Alongside its main progression system, Crush Crush also has "phone flings" where the player receives in-game text messages and pictures from different characters. Some characters must be fully romanced in the main game to unlock their phone fling, while others start as a phone fling, and can then be unlocked in the main game later.

==Release==
Crush Crush was originally released on February 9, 2016 as a browser game on Kongregate. A downloadable version was released on Steam in early access on May 13, 2016, followed by the full release on October 19, 2016.
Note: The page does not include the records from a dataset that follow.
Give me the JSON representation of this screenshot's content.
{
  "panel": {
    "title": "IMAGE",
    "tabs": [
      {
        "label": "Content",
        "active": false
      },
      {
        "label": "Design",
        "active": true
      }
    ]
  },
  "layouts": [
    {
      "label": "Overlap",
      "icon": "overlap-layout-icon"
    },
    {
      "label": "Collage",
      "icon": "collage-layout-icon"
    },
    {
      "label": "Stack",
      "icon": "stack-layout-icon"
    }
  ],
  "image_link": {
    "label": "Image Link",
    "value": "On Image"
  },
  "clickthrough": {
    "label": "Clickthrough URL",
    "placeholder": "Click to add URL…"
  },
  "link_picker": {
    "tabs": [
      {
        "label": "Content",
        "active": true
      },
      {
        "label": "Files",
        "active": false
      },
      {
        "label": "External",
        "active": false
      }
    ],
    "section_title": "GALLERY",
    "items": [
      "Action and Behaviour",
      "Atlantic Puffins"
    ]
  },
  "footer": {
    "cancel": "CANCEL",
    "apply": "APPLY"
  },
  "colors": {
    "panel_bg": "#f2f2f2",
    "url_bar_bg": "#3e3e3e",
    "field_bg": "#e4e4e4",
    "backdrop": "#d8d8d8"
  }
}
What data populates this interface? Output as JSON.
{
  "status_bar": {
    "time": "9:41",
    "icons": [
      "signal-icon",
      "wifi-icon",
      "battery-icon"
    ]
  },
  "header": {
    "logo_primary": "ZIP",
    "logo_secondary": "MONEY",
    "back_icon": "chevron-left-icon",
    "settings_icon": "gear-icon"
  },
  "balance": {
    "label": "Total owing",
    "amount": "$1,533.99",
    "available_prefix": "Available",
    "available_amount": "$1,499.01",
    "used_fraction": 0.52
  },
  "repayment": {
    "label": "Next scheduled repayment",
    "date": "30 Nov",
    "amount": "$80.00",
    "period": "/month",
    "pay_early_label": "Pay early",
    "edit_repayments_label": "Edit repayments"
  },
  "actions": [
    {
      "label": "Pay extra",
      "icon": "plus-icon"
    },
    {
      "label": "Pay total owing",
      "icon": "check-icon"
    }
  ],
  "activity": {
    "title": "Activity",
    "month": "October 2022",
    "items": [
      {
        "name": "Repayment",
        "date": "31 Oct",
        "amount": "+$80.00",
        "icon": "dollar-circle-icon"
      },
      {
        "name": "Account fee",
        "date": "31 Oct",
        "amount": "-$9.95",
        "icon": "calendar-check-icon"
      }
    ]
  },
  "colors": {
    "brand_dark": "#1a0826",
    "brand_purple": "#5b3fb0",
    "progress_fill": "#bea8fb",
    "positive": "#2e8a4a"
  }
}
In late 2016 an adult version called Crush Crush: Moist and Uncensored was released on Nutaku as a browser game, with the adult version coming to Humble Bundle shortly thereafter. In 2019 Crush Crush was released on Google Play, in 2021 Crush Crush was released on the App Store, and in 2022, the game was released on the Nintendo Switch.

===Webtoon===
In December 2021, Sad Panda Studio partnered with Merryweather Media to produce a webtoon adaptation of Crush Crush.

==Spin-offs==

Sad Panda Studios have developed and published several Crush Crush spin-off games. Crush Crush has also appeared in crossovers with games from other developers.

Release timeline
| 2016 | Crush Crush |
2017
2018
2019
| 2020 | Blush Blush |
| 2021 | Cabin Fever |
2022
| 2023 | Hush Hush |

===Blush Blush===
Blush Blush is an incremental dating sim with the same gameplay model as Crush Crush but featuring male love interests instead of female. It was released in early access on April 4, 2019, with the full release on April 22, 2020.

===Cabin Fever===
Cabin Fever is a romance visual novel developed by Steamy Buns Games and published by Sad Panda Studios. It was released on July 12, 2021. In it the protagonist is a computer programmer living in an isolated cabin, who forms a relationship with the main heroine Mallory when she gets lost in a storm. Mallory also appears in Crush Crush as a DLC character.

===Hush Hush===
Hush Hush – Only Your Love Can Save Them, or simply Hush Hush, is a dating sim featuring characters from both Crush Crush and Blush Blush. Lotus, an original character from Hush Hush also appears in Crush Crush as a DLC character. The game was released in early access on August 22, 2022, with the full release on April 20, 2023. In Hush Hush the player must manage their everyday life working at different jobs, choosing how to spend their time, and pursuing the game's five possible love interests.

===Crossovers===
The protagonist of Yandere Simulator Ayano Aishi and supporting character Kokona Haruka (as Generica) were added to Crush Crush as dateable love interests in 2016, with Michaela Laws and Caitlin Myers reprising their respective roles, while the cast of Crush Crush were added to Yandere Simulator as character skins. Following the end of the Yandere Simulator licensing in 2023, Ayano was redesigned as "Ayeka", now a parodic composite character with Monika from Doki Doki Literature Club!.

In 2021, the protagonist of the Merryweather Media webtoon series Internet Explorer was added to Crush Crush as the dateable love interest "Explora", voiced by Mew Miya, after the company partnered with Sad Panda Studios to create an official Crush Crush webcomic.

Characters from Crush Crush make cameo appearances in the 2022 game Orgynizer, developed by LizardFactory.

==Reception==
The Crush Crush franchise has a received a universally positive critical reception.

Comic Book Resources called Crush Crush "the best example of how an idle and dating sim game can be both low-key and fun at the same time" which makes one "feel like relaxing after a long day". PC Gamer said "There's a sea of hentai junk games on Steam, and then there's Crush Crush", a game full of "crazy stuff [which is] fun and rewarding". In a 2021 article about Crush Crush, Gamesindustry.biz wrote that Sad Panda Studios is "Crush Crushing stereotypes" by providing "adult games about everyday people".

RPGFan rated Hush Hush 86/100, saying the game "reminds me of the song "Coconuts" by Kim Petras. At first blush, both entities appear to be vapid, cringeworthy fanservice. But further glances reveal smart, self-aware subversion that’s more than meets the eye".